How has the US done? How has the overseas geographies performed this time around?

I think the US continues to be strong for the company. If I look at the full year, we finished with 15-20 per cent growth. We think we can sustain that going into FY17. In most parts of the world, markets outperformed in this quarter. But if you take a full-year basis, due to some of the currency impacts in the rest of the world markets, the growth was slightly negative or pretty much flat. Latin America saw some good growth in this quarter. But if I take a full-year view next year and strip out Venezuela, you could see some negative numbers in Latin America. If you include Venezuela, I think overall the business will grow at about 25 per cent. So I think all in all, the individual geographies continue to be strong for the company.

Talking about Venezuela, what is the kind of money that is stuck over there? Any updates with respect to the repatriation from the government and if you’ve provided any amount for your receivables in Venezuela?

We have $45 million of cash sitting in Venezuela, which needs to get repatriated. We are hoping, with the Indian Government getting involved in some of the recent initiatives, to try and offset some of our receivables against some of the oil imports of India. With the Indian government getting involved we have much more hope that during FY17 we will be able to repatriate a lot of that capital. We did take some hits on account of Venezuela in Q4. Those were primarily on account of exchange shift from 6-10 in terms of the local currency and some hits on account of the foreign exchange losses on the balance sheet. But we still have $45 million, which we need to repatriate back to India.
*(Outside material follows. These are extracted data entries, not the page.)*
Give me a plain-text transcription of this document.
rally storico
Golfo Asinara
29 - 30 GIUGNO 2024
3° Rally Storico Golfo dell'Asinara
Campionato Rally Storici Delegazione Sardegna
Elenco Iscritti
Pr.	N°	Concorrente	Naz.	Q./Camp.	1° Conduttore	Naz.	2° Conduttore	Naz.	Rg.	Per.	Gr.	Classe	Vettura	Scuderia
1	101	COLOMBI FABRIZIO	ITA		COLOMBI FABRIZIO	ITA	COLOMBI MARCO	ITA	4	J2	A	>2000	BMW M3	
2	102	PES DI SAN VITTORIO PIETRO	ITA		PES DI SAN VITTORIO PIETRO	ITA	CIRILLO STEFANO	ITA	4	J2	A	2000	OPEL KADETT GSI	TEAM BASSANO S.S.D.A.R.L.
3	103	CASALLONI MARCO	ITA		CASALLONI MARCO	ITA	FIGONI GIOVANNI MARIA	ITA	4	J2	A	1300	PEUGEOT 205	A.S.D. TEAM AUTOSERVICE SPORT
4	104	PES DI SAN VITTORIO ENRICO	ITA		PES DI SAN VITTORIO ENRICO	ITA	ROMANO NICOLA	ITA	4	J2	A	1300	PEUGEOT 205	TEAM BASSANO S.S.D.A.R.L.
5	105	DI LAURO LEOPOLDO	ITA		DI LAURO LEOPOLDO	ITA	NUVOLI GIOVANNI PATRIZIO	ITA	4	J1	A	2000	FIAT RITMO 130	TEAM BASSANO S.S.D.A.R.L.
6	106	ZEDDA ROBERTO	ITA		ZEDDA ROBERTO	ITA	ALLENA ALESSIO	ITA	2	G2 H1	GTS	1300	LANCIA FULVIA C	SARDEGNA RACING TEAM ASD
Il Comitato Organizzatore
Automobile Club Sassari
How many US FDA approvals did you see last quarter? What are the new launches that we can expect this year?

We got 24 products approved during the course of the year, including, I would assume, 7-8 in the last quarter. As far as new launches go, typically we are on the conservative side and we anticipate we will have something like 10-12 launches in the coming financial year.

As far as the US business is concerned, have you undertaken any price review during the quarter and secondly what’s the update of your Pithampur plant, which had received three observations in February. You had responded to them. Any updates on that? Have any of your US FDA facilities been inspected after that?

In Q4, we saw the US as a deflationary business. So there is huge pricing pressure. On the existing portfolio, we are seeing actual price declines on the entire portfolio. I think a lot of the growth is coming on account of the new products. As far as our facilities are concerned, we have no outstanding issues with any of our plants that we are aware of as far as US FDA goes. We continue to maintain our pretty clean record in terms of our compliances, on all our facilities across India and around the world.